# Hello!



## Bored (Sep 6, 2012)

Hi, i'm currently a student enlisted in Harvard University and i'm taking up Music as my major degree. :tiphat:

If you would like to listen to any of my songs, please post below.

Also, it should be known that i'm new to this forum and i'm sometimes shy.

Bye!


----------



## Huilunsoittaja (Apr 6, 2010)

Welcome to TalkClassical! I hope you like our discussions, and would care to participate or even start your own. 
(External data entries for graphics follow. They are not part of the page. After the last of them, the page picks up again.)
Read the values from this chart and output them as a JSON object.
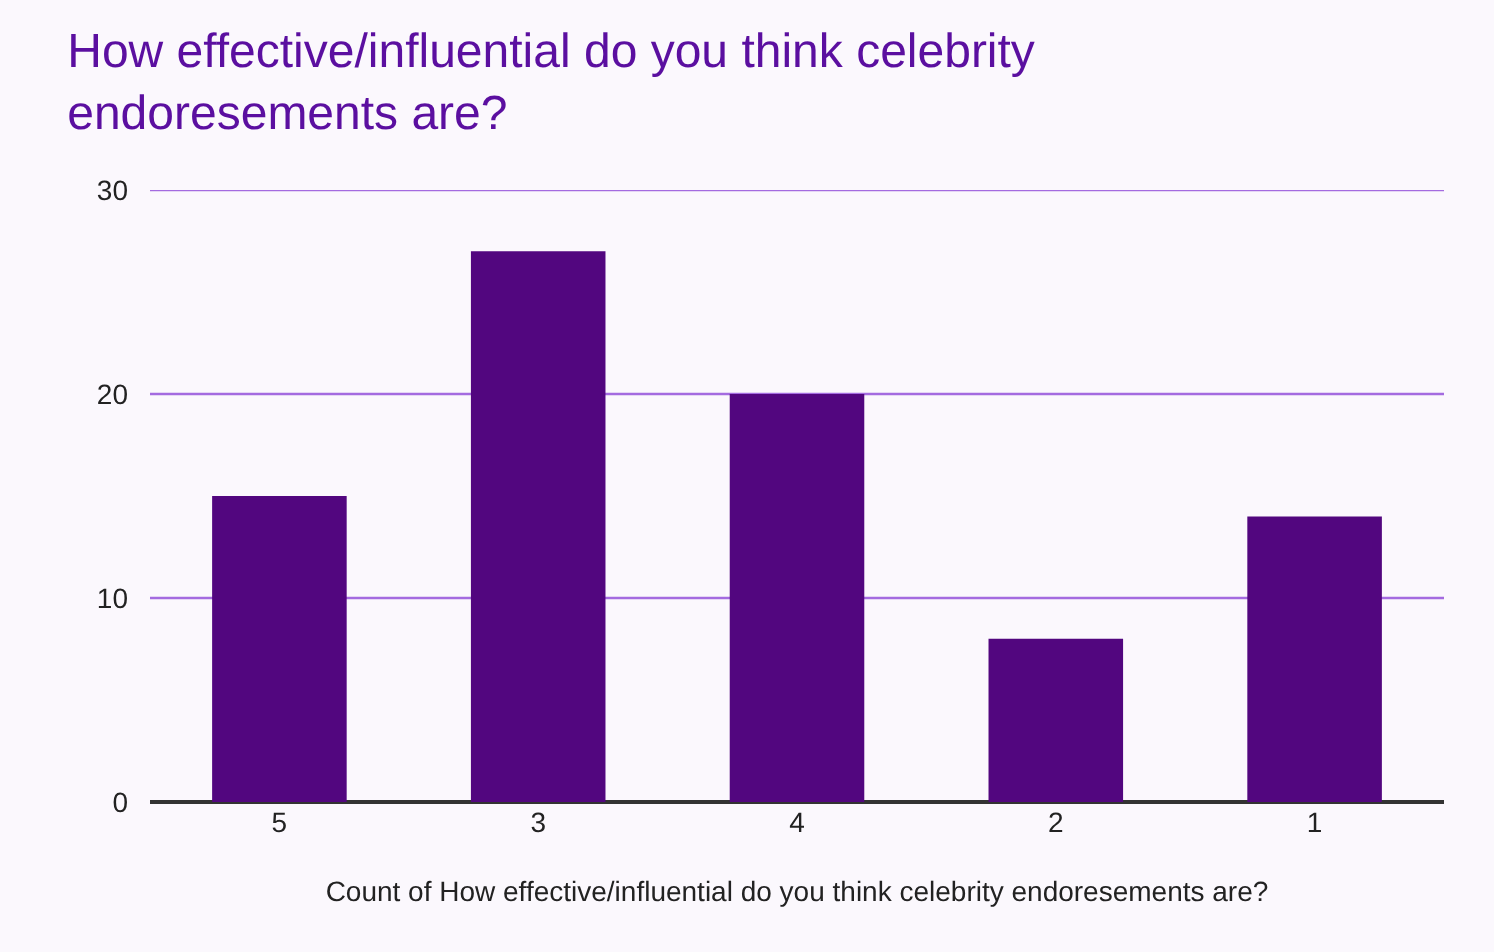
{
  "chart_data": {
    "type": "bar",
    "title": "How effective/influential do you think celebrity endoresements are?",
    "xlabel": "Count of How effective/influential do you think celebrity endoresements are?",
    "categories": [
      "5",
      "3",
      "4",
      "2",
      "1"
    ],
    "values": [
      15,
      27,
      20,
      8,
      14
    ],
    "color": "#52067f",
    "ylim": [
      0,
      30
    ],
    "yticks": [
      0,
      10,
      20,
      30
    ],
    "grid": "y"
  }
}
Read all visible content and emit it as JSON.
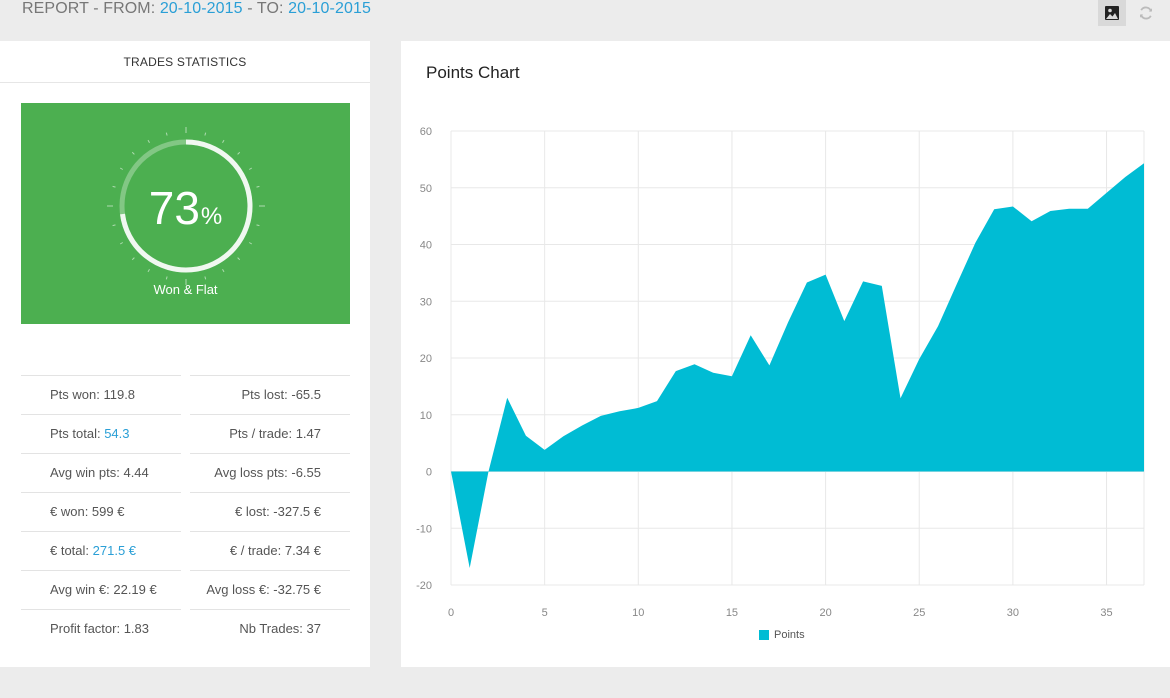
{
  "header": {
    "prefix": "REPORT - FROM: ",
    "from_date": "20-10-2015",
    "mid": " - TO: ",
    "to_date": "20-10-2015",
    "buttons": [
      {
        "icon": "image-icon"
      },
      {
        "icon": "refresh-icon"
      }
    ]
  },
  "stats_panel": {
    "title": "TRADES STATISTICS",
    "gauge": {
      "value": "73",
      "unit": "%",
      "fraction": 0.73,
      "label": "Won & Flat"
    },
    "rows": [
      {
        "left": {
          "label": "Pts won: ",
          "value": "119.8",
          "highlight": false
        },
        "right": {
          "label": "Pts lost: ",
          "value": "-65.5",
          "highlight": false
        }
      },
      {
        "left": {
          "label": "Pts total: ",
          "value": "54.3",
          "highlight": true
        },
        "right": {
          "label": "Pts / trade: ",
          "value": "1.47",
          "highlight": false
        }
      },
      {
        "left": {
          "label": "Avg win pts: ",
          "value": "4.44",
          "highlight": false
        },
        "right": {
          "label": "Avg loss pts: ",
          "value": "-6.55",
          "highlight": false
        }
      },
      {
        "left": {
          "label": "€ won: ",
          "value": "599 €",
          "highlight": false
        },
        "right": {
          "label": "€ lost: ",
          "value": "-327.5 €",
          "highlight": false
        }
      },
      {
        "left": {
          "label": "€ total: ",
          "value": "271.5 €",
          "highlight": true
        },
        "right": {
          "label": "€ / trade: ",
          "value": "7.34 €",
          "highlight": false
        }
      },
      {
        "left": {
          "label": "Avg win €: ",
          "value": "22.19 €",
          "highlight": false
        },
        "right": {
          "label": "Avg loss €: ",
          "value": "-32.75 €",
          "highlight": false
        }
      },
      {
        "left": {
          "label": "Profit factor: ",
          "value": "1.83",
          "highlight": false
        },
        "right": {
          "label": "Nb Trades: ",
          "value": "37",
          "highlight": false
        }
      }
    ]
  },
  "colors": {
    "accent": "#2a9fd6",
    "gauge_bg": "#4caf50",
    "series": "#00bcd4"
  },
  "chart_data": {
    "type": "area",
    "title": "Points Chart",
    "xlabel": "",
    "ylabel": "",
    "xlim": [
      0,
      37
    ],
    "ylim": [
      -20,
      60
    ],
    "x_ticks": [
      0,
      5,
      10,
      15,
      20,
      25,
      30,
      35
    ],
    "y_ticks": [
      60,
      50,
      40,
      30,
      20,
      10,
      0,
      -10,
      -20
    ],
    "grid": true,
    "legend_position": "bottom-center",
    "series": [
      {
        "name": "Points",
        "color": "#00bcd4",
        "x": [
          0,
          1,
          2,
          3,
          4,
          5,
          6,
          7,
          8,
          9,
          10,
          11,
          12,
          13,
          14,
          15,
          16,
          17,
          18,
          19,
          20,
          21,
          22,
          23,
          24,
          25,
          26,
          27,
          28,
          29,
          30,
          31,
          32,
          33,
          34,
          35,
          36,
          37
        ],
        "values": [
          0,
          -17,
          0,
          13,
          6.3,
          3.8,
          6.2,
          8.1,
          9.8,
          10.6,
          11.2,
          12.4,
          17.7,
          18.9,
          17.4,
          16.8,
          24,
          18.7,
          26.3,
          33.3,
          34.7,
          26.5,
          33.5,
          32.7,
          12.9,
          19.8,
          25.6,
          33,
          40.3,
          46.2,
          46.7,
          44.1,
          45.9,
          46.3,
          46.3,
          49.1,
          51.9,
          54.3
        ]
      }
    ]
  }
}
I'd like to ask, what is your particular major in music?


----------



## mmsbls (Mar 6, 2011)

Welcome. There are quite a few music students at TalkClassical. Please look around and join in wherever your interests lie.


----------



## Manxfeeder (Oct 19, 2010)

I'm sure Harvard keeps you hopping, but I look forward to seeing you around here.


----------



## Ramako (Apr 28, 2012)

Hello and Welcome to TalkClassical!

I am a fellow student (or will be in a few weeks) from across the pond doing music.

I hope we see you around and of course feel free to post some of your music on our composer's section of the forum for free criticism... ahem, I mean constructive advice


----------



## Bored (Sep 6, 2012)

I am taking a course in Musicology. I would have honestly chosen Composition.


----------